Steeg thinks researchers should launch a new breed of phase II trials focused on preventing metastasis, to test compounds that showed promise in animal studies and had proved their safety in phase I trials. They would enroll patients whose tumours were likely to spread, or had already started to do so. This includes those whose tumours could not be successfully shrunk before surgery or whose tumours had already reached to the lymph nodes.
Along with their standard treatment, these patients would be randomised to receive either a compound that could prevent metastasis or a placebo. Clinicians would measure if the drug delayed the arrival of a new metastasis, in addition to checking to see if it shrank the existing tumour. The patients could be divided into sub-groups based on the drugs they were receiving and/or the characteristics of their tumours.
David Cameron from the University of Edinburgh supports the idea, but he says that such trials would have to recruit patients very carefully. “When we say patients are at high risk of metastasis, they almost certainly already have a level of metastatic disease that we just can’t detect,” he said. “If you saw no evidence of a drug working in these patients, you risk rejecting a drug even though you haven’t actually tested it for its ability to stop metastasis in the first place.”

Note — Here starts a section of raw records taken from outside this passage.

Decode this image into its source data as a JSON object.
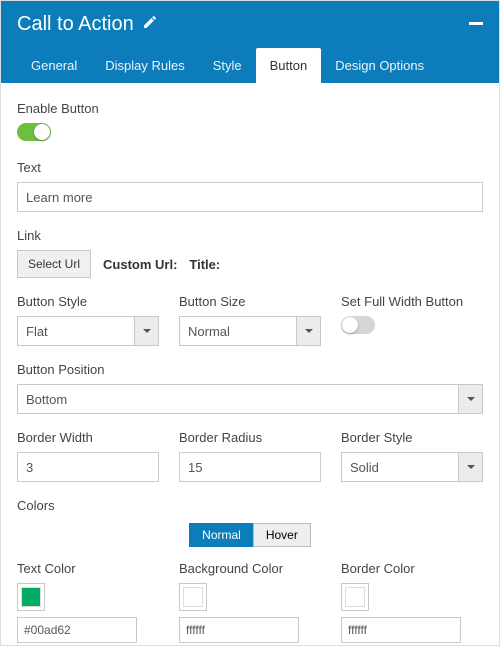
{
  "header": {
    "title": "Call to Action",
    "tabs": [
      "General",
      "Display Rules",
      "Style",
      "Button",
      "Design Options"
    ],
    "activeTab": 3
  },
  "enableButton": {
    "label": "Enable Button",
    "value": true
  },
  "text": {
    "label": "Text",
    "value": "Learn more"
  },
  "link": {
    "label": "Link",
    "selectBtn": "Select Url",
    "customUrlLabel": "Custom Url:",
    "titleLabel": "Title:"
  },
  "buttonStyle": {
    "label": "Button Style",
    "value": "Flat"
  },
  "buttonSize": {
    "label": "Button Size",
    "value": "Normal"
  },
  "fullWidth": {
    "label": "Set Full Width Button",
    "value": false
  },
  "buttonPosition": {
    "label": "Button Position",
    "value": "Bottom"
  },
  "borderWidth": {
    "label": "Border Width",
    "value": "3"
  },
  "borderRadius": {
    "label": "Border Radius",
    "value": "15"
  },
  "borderStyle": {
    "label": "Border Style",
    "value": "Solid"
  },
  "colors": {
    "sectionLabel": "Colors",
    "stateTabs": [
      "Normal",
      "Hover"
    ],
    "activeState": 0,
    "textColor": {
      "label": "Text Color",
      "hex": "#00ad62",
      "swatch": "#00ad62"
    },
    "backgroundColor": {
      "label": "Background Color",
      "hex": "ffffff",
      "swatch": "#ffffff"
    },
    "borderColor": {
      "label": "Border Color",
      "hex": "ffffff",
      "swatch": "#ffffff"
    }
  }
}
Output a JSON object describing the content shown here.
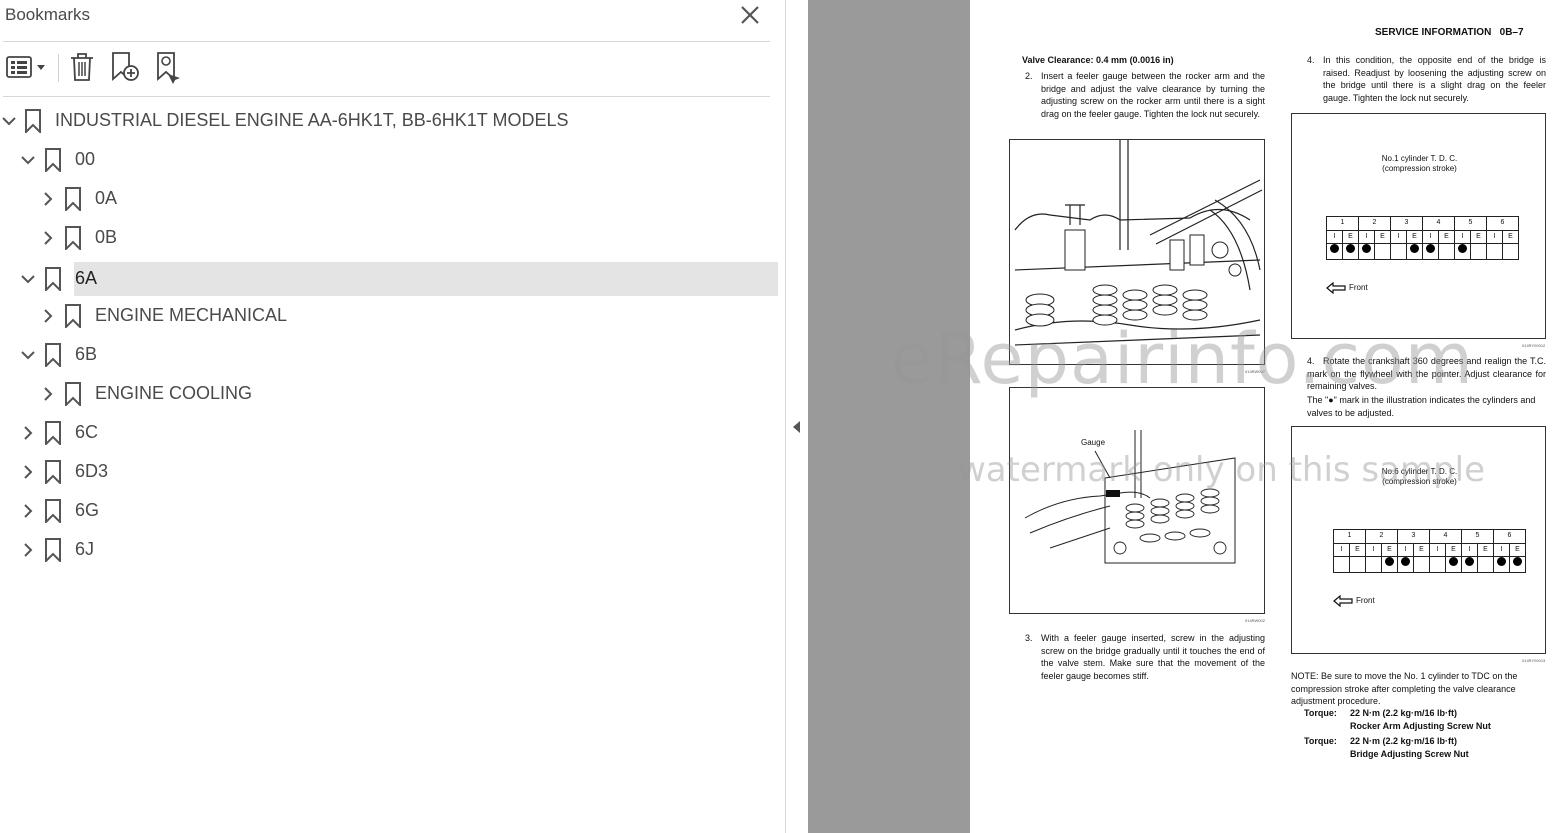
{
  "panel": {
    "title": "Bookmarks",
    "bookmarks": [
      {
        "label": "INDUSTRIAL DIESEL ENGINE AA-6HK1T, BB-6HK1T MODELS",
        "expanded": true,
        "level": 0
      },
      {
        "label": "00",
        "expanded": true,
        "level": 1
      },
      {
        "label": "0A",
        "expanded": false,
        "level": 2
      },
      {
        "label": "0B",
        "expanded": false,
        "level": 2
      },
      {
        "label": "6A",
        "expanded": true,
        "level": 1,
        "selected": true
      },
      {
        "label": "ENGINE MECHANICAL",
        "expanded": false,
        "level": 2
      },
      {
        "label": "6B",
        "expanded": true,
        "level": 1
      },
      {
        "label": "ENGINE COOLING",
        "expanded": false,
        "level": 2
      },
      {
        "label": "6C",
        "expanded": false,
        "level": 1
      },
      {
        "label": "6D3",
        "expanded": false,
        "level": 1
      },
      {
        "label": "6G",
        "expanded": false,
        "level": 1
      },
      {
        "label": "6J",
        "expanded": false,
        "level": 1
      }
    ]
  },
  "document": {
    "header": "SERVICE INFORMATION   0B–7",
    "left": {
      "heading": "Valve Clearance: 0.4 mm (0.0016 in)",
      "step2_num": "2.",
      "step2": "Insert a feeler gauge between the rocker arm and the bridge and adjust the valve clearance by turning the adjusting screw on the rocker arm until there is a sight drag on the feeler gauge. Tighten the lock nut securely.",
      "fig1_code": "014RW007",
      "gauge_label": "Gauge",
      "fig2_code": "014RW002",
      "step3_num": "3.",
      "step3": "With a feeler gauge inserted, screw in the adjusting screw on the bridge gradually until it touches the end of the valve stem. Make sure that the movement of the feeler gauge becomes stiff."
    },
    "right": {
      "step4a_num": "4.",
      "step4a": "In this condition, the opposite end of the bridge is raised. Readjust by loosening the adjusting screw on the bridge until there is a slight drag on the feeler gauge. Tighten the lock nut securely.",
      "tdc1_title": "No.1 cylinder T. D. C.",
      "tdc1_sub": "(compression stroke)",
      "cylinders": [
        "1",
        "2",
        "3",
        "4",
        "5",
        "6"
      ],
      "valves": [
        "I",
        "E",
        "I",
        "E",
        "I",
        "E",
        "I",
        "E",
        "I",
        "E",
        "I",
        "E"
      ],
      "tdc1_marks": [
        1,
        1,
        1,
        0,
        0,
        1,
        1,
        0,
        1,
        0,
        0,
        0
      ],
      "front_label": "Front",
      "fig3_code": "014RY00012",
      "step4b_num": "4.",
      "step4b": "Rotate the crankshaft 360 degrees and realign the T.C. mark on the flywheel with the pointer. Adjust clearance for remaining valves.",
      "step4b_note": "The \"●\" mark in the illustration indicates the cylinders and valves to be adjusted.",
      "tdc6_title": "No.6 cylinder T. D. C.",
      "tdc6_sub": "(compression stroke)",
      "tdc6_marks": [
        0,
        0,
        0,
        1,
        1,
        0,
        0,
        1,
        1,
        0,
        1,
        1
      ],
      "fig4_code": "014RY00013",
      "note": "NOTE: Be sure to move the No. 1 cylinder to TDC on the compression stroke after completing the valve clearance adjustment procedure.",
      "torque_label": "Torque:",
      "torque1_value": "22 N·m (2.2 kg·m/16 lb·ft)",
      "torque1_item": "Rocker Arm Adjusting Screw Nut",
      "torque2_value": "22 N·m (2.2 kg·m/16 lb·ft)",
      "torque2_item": "Bridge Adjusting Screw Nut"
    },
    "watermark1": "eRepairinfo.com",
    "watermark2": "watermark only on this sample"
  }
}
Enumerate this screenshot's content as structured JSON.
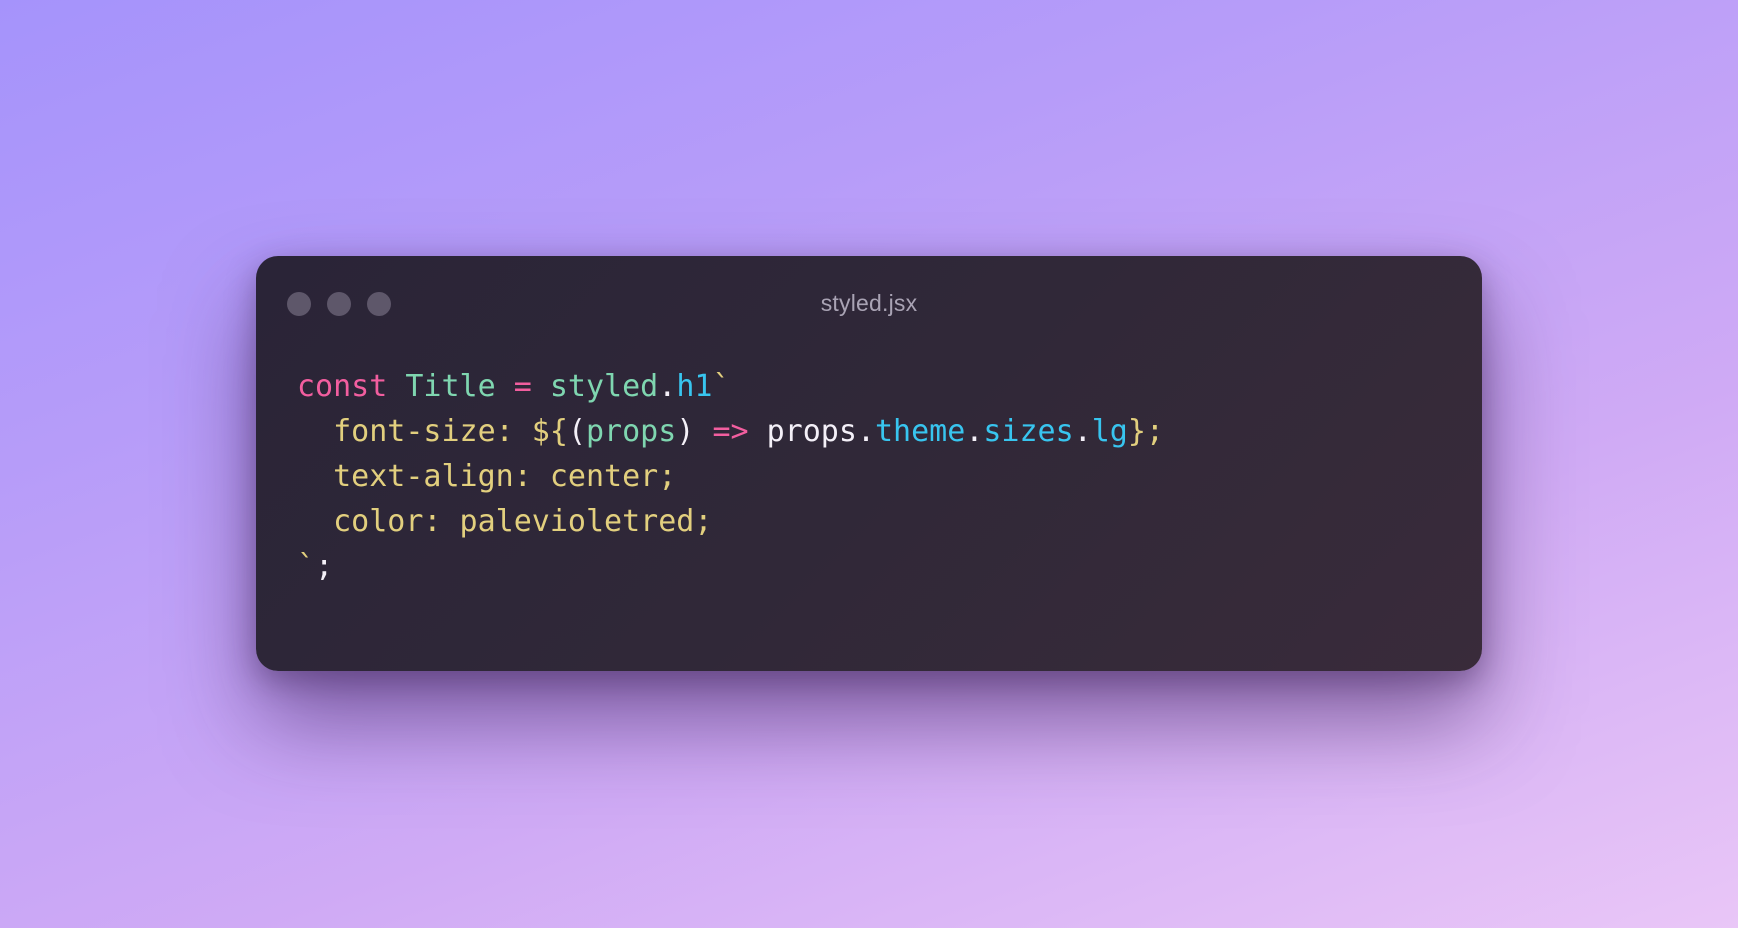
{
  "window": {
    "filename": "styled.jsx",
    "traffic_lights": [
      "close-dot",
      "minimize-dot",
      "zoom-dot"
    ]
  },
  "colors": {
    "keyword": "#f25e9f",
    "name": "#7fd6b0",
    "property": "#38c5ef",
    "css_text": "#e2cf7e",
    "plain": "#f4f0f8",
    "window_bg": "#2c2637"
  },
  "code": {
    "line1": {
      "t1": "const",
      "t2": " ",
      "t3": "Title",
      "t4": " ",
      "t5": "=",
      "t6": " ",
      "t7": "styled",
      "t8": ".",
      "t9": "h1",
      "t10": "`"
    },
    "line2": {
      "t1": "  font-size: ${",
      "t2": "(",
      "t3": "props",
      "t4": ")",
      "t5": " ",
      "t6": "=>",
      "t7": " ",
      "t8": "props",
      "t9": ".",
      "t10": "theme",
      "t11": ".",
      "t12": "sizes",
      "t13": ".",
      "t14": "lg",
      "t15": "};"
    },
    "line3": {
      "t1": "  text-align: center;"
    },
    "line4": {
      "t1": "  color: palevioletred;"
    },
    "line5": {
      "t1": "`",
      "t2": ";"
    }
  }
}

If drugs succeed in these trials, they could then be tested in healthier breast cancer patients, or in combination with other existing treatments. This model applies to other types of cancer too, especially where metastatic tumours are bigger killers than primary ones.
Erik Sahai from the Cancer Research UK London Research Institute said, “I agree with the overall message that there is a pressing need for some new thinking in this direction.” However, he noted that it can take many years for breast cancer to spread, meaning it would take a lot of time (and money) to detect a drugs’ effect. It would also limit the lifespan of the market exclusivity the drug would receive once it gains approval, as products are often patented early in the drug development pathway.
Steeg argues that such trials would initially be carried out in patients who have poor prognoses, whose tumours would normally be expected to spread within a few years. In these patients, the benefit of a metastasis-preventing drug would soon be clear.
Steeg argues that such trials will only become a reality if regulators like the FDA deem a delay to metastasis to be a satisfactory endpoint. “To dedicate a part of your career to an unproven model is a risky proposition for a clinical oncologist,” said Steeg, “and without regulatory FDA guidance, I don’t think companies will support this venture. They need to know that if they do this and it works, they will get approval. Someone has to try it.”
P. S. Steeg, “The right trials,” Nature, 485: s59, 2012.